FRIDAY marks a date that Colleen Waldock, and many Maryborough families, will never forget.

Still considered one of Queensland's worst road accidents, it is 20 years since a terrifying bus crash claimed the lives of 12 people and injured 39.

About 50 passengers, including many members of Maryborough's Civilian Widows Association, were visiting Brisbane for a spot of shopping when the bus they were on rolled down an embankment near Boondall on Brisbane's northside.

The news of the day reported people screaming, dead bodies everywhere and a massive effort by emergency services, including 25 ambulances and four medivac helicopters.

Maryborough survivor Colleen Waldock, 83, said she doesn't remember much of the crash, as she had drifted in and out of consciousness.

Mrs Waldock had fallen asleep on the coach. As treasurer of the Maryborough Civilian Widows group, she'd been up late doing the books the night before.

"I dozed off, I woke up and we were airborne, the bus was starting to roll," she said.

When Mrs Waldock first came to, with her face ripped and mouth full of dirt, she couldn't move but could hear her friend calling out to her. When she next woke, a man was standing over her.

A metal bar had smashed her arm and broken her leg.

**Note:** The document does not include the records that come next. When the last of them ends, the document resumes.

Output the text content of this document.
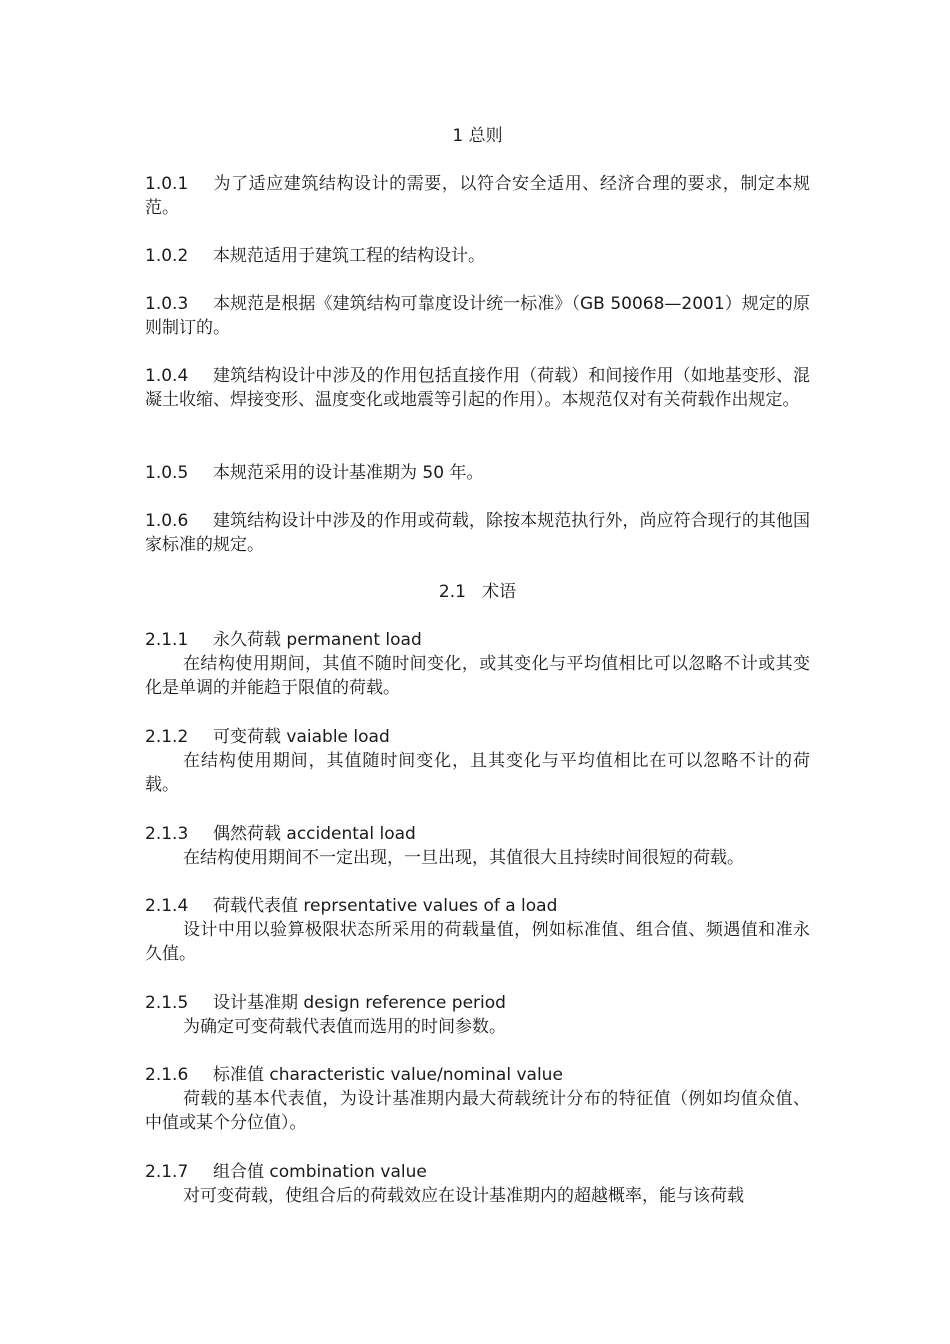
1 总则
1.0.1 为了适应建筑结构设计的需要，以符合安全适用、经济合理的要求，制定本规范。
1.0.2 本规范适用于建筑工程的结构设计。
1.0.3 本规范是根据《建筑结构可靠度设计统一标准》（GB 50068—2001）规定的原则制订的。
1.0.4 建筑结构设计中涉及的作用包括直接作用（荷载）和间接作用（如地基变形、混凝土收缩、焊接变形、温度变化或地震等引起的作用）。本规范仅对有关荷载作出规定。
1.0.5 本规范采用的设计基准期为 50 年。
1.0.6 建筑结构设计中涉及的作用或荷载，除按本规范执行外，尚应符合现行的其他国家标准的规定。
2.1   术语
2.1.1 永久荷载 permanent load
在结构使用期间，其值不随时间变化，或其变化与平均值相比可以忽略不计或其变化是单调的并能趋于限值的荷载。
2.1.2 可变荷载 vaiable load
在结构使用期间，其值随时间变化，且其变化与平均值相比在可以忽略不计的荷载。
2.1.3 偶然荷载 accidental load
在结构使用期间不一定出现，一旦出现，其值很大且持续时间很短的荷载。
2.1.4 荷载代表值 reprsentative values of a load
设计中用以验算极限状态所采用的荷载量值，例如标准值、组合值、频遇值和准永久值。
2.1.5 设计基准期 design reference period
为确定可变荷载代表值而选用的时间参数。
2.1.6 标准值 characteristic value/nominal value
荷载的基本代表值，为设计基准期内最大荷载统计分布的特征值（例如均值众值、中值或某个分位值）。
2.1.7 组合值 combination value
对可变荷载，使组合后的荷载效应在设计基准期内的超越概率，能与该荷载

"They couldn't get it off ... next thing I knew I was on the side of the road with people all around," Mrs Waldock said.

She was taken to Brisbane's Mater Hospital for treatment and was later moved to the Maryborough hospital.

Mrs Waldock said she had needed three bone grafts phs in her arm and eventually surgery on her hand where her little finger was removed

"I had to change all my lifestyle," said the former tailor.

"I'm just grateful to the Lord for me still being here.

"I don't hold any grudges against the driver ... it was just something that happened."

The former fitness instructor and swimming teacher said she got through the tragedy with the help of her faith and wonderful friends and family.

Mrs Waldock said she was still close friends with the woman she remembered calling out to her during the accident.

"I think we've supported each other," she said.

"There's a lot of other people too ... I can't get over how kind people are."

In remembrance of the devastation and lives lost, Mrs Waldock has organised a memorial, to be held at the Lennox St side of the Town Hall green, Friday at 10am.

On Friday, Mrs Waldock will return to the memorial plaque dedicated to accident for the first time since it was dedicated following the crash.

There will be an opportunity to lay flowers and all people are welcome to attend.

In the aftermath of the crash, at a memorial service held in Maryborough, the Chronicle reported former mayor Alan Brown saying the tragedy had been the darkest hour and the darkest week for the Maryborough community.

He said while the people who had died would be but statistics in an official record book, to the people of Maryborough they would remain friends, snatched from our midst under tragic circumstances.